Each year the world produces about 670kg of edible food for every person on the planet, but we only get to eat about half of that. What happens to rest, Is the question that lays on the mind of everyone…
According to the report of Food and Agriculture Organization of the United Nation (FOA) in 2011, roughly one third of food produced for human consumption is lost or wasted globally, which amount to about 1.3 billion tons per year. This inevitably also means that huge amount of the resources used in food production are used in vain, and that the green gas emissions caused by production of food that gets lost or wasted are also emissions in vain.
In Nigeria, tomato is another crop that has been widely cultivated as She is ranked 16th in the global tomato production scale and accounts for 10.8% of Africa’s and 1.2 percent of total world production of tomatoes. Tomatoes grows very well in the northern states of the country especially Kano, Katsina, Jigawa, Zamfara, Sokoto and Taraba states.
However, the production is beset with many problems, such as disease, nematodes, insect pest, and high flower drop. Despite all these, farmers in the north are blessed with high yield in their produce but yet find it difficult to maintain their lead in the agricultural market as these produce are easily perishable.

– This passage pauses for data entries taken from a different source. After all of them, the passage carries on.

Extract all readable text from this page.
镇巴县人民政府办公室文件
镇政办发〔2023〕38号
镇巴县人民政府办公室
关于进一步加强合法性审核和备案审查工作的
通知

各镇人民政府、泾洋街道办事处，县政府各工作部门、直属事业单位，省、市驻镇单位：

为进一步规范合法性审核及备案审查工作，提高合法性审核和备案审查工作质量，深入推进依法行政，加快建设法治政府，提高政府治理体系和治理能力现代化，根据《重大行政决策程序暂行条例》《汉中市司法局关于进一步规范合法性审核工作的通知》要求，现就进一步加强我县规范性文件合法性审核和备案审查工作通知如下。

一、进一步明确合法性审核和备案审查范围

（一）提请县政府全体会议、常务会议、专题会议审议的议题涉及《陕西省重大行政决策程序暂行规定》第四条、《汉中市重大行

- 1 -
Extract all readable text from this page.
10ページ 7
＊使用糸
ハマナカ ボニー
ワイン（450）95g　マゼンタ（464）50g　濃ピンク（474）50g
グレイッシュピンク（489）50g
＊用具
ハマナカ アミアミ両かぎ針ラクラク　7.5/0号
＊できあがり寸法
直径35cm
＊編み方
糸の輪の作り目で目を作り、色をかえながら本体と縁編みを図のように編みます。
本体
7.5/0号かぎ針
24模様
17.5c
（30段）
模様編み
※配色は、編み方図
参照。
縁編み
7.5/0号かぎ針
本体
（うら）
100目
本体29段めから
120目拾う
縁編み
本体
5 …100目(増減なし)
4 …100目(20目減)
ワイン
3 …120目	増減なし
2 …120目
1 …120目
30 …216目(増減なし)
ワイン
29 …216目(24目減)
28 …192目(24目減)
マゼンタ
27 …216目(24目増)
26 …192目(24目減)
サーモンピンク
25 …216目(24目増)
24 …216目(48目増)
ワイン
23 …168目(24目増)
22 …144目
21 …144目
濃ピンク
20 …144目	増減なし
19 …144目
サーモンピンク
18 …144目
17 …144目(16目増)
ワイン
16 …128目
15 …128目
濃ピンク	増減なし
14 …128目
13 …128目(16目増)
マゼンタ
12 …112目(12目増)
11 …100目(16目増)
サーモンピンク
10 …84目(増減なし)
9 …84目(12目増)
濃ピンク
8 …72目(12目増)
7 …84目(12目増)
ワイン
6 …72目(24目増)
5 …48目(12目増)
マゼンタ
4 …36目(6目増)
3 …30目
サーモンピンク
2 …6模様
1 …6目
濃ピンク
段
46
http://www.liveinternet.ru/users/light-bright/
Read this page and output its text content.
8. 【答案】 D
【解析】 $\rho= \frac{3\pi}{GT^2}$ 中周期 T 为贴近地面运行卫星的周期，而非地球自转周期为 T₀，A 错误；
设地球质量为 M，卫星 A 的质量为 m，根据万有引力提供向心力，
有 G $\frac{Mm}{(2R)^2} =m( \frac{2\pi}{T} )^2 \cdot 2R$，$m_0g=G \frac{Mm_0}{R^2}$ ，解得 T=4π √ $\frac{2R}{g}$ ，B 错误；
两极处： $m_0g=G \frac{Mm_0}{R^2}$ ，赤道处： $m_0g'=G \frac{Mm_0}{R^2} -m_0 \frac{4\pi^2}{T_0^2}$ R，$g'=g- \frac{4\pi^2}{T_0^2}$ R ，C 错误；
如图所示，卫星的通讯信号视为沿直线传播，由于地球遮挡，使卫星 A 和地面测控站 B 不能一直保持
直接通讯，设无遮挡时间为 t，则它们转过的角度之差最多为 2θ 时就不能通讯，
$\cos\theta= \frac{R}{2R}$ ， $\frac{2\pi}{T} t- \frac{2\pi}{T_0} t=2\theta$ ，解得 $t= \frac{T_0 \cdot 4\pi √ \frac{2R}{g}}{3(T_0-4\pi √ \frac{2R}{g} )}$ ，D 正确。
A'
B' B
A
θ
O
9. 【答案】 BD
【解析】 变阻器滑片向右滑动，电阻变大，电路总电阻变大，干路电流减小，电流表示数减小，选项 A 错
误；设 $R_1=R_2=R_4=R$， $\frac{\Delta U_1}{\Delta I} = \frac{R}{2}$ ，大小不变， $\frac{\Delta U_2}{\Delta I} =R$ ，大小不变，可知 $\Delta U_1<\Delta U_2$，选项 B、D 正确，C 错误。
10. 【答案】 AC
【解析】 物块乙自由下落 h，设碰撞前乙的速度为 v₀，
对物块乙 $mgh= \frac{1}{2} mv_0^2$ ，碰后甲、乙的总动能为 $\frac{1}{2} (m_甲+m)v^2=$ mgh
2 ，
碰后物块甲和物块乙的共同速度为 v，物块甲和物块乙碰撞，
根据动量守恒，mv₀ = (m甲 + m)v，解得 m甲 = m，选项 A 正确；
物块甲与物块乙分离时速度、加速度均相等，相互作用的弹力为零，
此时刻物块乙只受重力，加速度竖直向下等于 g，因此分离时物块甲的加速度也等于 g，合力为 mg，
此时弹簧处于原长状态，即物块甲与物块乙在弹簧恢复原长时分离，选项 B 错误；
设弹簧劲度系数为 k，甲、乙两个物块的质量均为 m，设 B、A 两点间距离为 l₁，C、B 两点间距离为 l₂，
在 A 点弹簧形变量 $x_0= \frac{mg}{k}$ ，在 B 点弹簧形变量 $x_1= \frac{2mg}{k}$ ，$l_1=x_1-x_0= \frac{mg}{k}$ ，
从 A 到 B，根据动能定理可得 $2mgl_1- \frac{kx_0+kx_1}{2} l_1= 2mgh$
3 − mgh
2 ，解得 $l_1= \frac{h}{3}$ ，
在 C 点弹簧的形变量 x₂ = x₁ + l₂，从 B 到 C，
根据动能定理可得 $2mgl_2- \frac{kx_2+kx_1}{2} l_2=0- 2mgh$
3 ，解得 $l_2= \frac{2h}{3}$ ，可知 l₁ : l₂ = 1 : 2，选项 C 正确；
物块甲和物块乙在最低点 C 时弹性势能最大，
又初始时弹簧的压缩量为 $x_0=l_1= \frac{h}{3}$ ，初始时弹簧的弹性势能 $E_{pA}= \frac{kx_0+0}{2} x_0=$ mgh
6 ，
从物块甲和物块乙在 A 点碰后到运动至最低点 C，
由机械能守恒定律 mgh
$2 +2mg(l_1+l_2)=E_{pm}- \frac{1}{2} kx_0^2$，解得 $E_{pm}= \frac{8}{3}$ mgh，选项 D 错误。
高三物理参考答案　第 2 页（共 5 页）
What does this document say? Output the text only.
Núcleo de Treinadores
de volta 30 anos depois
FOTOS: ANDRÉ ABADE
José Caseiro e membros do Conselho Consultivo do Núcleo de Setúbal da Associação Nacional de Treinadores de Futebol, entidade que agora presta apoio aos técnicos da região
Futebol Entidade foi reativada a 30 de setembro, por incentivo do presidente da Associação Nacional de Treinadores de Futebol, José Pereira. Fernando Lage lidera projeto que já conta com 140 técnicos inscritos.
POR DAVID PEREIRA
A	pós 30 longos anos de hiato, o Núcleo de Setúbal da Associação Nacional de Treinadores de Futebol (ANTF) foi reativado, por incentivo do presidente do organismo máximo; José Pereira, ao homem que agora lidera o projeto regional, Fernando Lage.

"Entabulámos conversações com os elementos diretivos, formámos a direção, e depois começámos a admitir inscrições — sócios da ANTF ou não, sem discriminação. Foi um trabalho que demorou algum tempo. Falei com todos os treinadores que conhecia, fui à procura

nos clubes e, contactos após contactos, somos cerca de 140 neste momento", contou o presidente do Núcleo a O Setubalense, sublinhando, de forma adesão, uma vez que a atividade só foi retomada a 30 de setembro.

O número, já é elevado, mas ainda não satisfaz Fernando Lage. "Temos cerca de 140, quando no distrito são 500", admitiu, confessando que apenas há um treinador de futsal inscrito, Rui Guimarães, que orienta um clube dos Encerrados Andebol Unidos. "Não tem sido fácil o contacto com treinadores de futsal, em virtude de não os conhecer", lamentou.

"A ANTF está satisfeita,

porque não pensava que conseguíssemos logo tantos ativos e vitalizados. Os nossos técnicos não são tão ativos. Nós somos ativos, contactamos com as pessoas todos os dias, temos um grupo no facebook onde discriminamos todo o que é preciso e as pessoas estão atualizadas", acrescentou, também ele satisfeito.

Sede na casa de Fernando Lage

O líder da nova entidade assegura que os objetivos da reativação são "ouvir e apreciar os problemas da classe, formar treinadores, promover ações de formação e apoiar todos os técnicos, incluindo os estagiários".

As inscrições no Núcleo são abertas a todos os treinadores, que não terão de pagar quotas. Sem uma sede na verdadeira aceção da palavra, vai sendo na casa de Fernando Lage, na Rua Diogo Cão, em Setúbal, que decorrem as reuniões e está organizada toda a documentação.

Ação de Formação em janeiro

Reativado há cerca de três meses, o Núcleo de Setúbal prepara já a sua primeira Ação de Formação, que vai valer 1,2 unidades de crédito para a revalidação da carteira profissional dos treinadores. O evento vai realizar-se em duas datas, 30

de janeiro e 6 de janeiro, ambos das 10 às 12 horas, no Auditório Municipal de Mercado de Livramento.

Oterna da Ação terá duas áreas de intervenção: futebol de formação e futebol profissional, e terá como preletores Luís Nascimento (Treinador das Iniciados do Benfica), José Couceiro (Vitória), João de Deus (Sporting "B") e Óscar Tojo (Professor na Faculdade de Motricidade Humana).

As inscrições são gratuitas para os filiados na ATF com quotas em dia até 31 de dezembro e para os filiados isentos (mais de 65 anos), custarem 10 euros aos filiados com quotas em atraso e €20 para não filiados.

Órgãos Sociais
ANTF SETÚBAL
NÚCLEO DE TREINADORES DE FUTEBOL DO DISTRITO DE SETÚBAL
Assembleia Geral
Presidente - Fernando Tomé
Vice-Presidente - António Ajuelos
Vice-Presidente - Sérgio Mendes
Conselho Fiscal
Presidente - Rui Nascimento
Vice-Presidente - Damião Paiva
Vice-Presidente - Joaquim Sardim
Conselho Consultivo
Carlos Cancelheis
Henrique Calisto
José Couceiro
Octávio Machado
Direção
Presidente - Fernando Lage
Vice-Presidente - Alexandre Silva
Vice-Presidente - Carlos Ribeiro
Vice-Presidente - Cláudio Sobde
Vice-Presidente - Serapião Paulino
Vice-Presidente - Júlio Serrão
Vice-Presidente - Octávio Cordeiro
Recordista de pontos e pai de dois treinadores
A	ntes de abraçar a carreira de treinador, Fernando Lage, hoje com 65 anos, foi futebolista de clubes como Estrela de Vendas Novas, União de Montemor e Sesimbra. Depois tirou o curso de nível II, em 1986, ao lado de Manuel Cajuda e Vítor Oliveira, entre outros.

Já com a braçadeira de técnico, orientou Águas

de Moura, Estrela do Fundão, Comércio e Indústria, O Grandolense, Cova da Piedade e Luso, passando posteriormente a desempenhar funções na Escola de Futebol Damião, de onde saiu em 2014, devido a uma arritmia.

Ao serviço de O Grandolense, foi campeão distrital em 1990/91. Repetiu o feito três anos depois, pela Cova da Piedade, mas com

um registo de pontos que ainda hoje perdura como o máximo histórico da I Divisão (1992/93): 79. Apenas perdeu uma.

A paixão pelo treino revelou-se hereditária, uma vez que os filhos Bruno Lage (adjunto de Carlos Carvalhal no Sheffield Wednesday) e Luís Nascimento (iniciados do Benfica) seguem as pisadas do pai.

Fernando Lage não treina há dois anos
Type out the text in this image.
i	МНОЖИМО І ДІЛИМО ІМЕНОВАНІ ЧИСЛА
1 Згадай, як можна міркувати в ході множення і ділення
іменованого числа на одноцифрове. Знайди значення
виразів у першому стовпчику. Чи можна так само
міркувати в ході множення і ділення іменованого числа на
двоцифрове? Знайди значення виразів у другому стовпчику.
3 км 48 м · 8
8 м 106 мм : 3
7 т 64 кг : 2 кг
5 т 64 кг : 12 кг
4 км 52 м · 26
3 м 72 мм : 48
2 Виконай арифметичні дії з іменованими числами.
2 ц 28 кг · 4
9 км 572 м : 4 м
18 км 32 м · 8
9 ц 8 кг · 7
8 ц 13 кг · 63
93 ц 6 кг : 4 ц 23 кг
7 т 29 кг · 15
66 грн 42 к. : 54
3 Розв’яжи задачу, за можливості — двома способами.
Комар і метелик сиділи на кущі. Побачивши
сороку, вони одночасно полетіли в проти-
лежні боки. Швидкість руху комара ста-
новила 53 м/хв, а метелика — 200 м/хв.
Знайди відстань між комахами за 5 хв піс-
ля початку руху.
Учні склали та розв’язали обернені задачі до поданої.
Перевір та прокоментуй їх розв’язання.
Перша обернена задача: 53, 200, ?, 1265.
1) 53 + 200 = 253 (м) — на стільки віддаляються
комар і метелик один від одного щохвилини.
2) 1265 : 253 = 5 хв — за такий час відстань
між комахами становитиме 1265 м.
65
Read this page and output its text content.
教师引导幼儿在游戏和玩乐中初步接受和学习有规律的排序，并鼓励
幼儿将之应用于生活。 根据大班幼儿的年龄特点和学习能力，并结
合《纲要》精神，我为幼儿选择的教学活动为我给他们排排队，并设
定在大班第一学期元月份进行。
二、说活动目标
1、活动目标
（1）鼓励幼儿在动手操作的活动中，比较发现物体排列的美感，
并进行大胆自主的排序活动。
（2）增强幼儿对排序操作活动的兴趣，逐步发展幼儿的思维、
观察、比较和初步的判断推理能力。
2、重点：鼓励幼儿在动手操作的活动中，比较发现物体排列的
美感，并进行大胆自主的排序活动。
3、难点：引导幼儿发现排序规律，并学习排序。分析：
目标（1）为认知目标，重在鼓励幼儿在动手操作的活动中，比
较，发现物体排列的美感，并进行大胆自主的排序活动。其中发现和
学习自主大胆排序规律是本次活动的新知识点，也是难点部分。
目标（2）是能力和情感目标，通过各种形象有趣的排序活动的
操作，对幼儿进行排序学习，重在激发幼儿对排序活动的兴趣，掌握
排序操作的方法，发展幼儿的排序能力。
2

Here in the city of Sokoto, the people of Dundaye and Gumbi local government are mostly large scale local farmers and herdsmen. They sell their tomato in large quantity but are faced with the problem of storage as their farm produce don’t last three month before they are spoilt and rot away. Thereby increasing the price of tomatoes in the market and limiting people below the average standard of living who cannot afford to buy fresh tomatoes because of the new price to dwell basely on imported tomato sachet paste which they use in cooking their daily meal. It doesn’t stop there, as herdsmen who also slaughter their cattles and sell their meats for income don’t know what to do with the remaining hide and skin gotten from these cattles which could not be sold at the market as. Therefore they sell these remaining skins to business visitors who come into their community in exchange for the leather bags and shoes they sell, whereas they would have made it themselves and profited more but lack the skill to do so.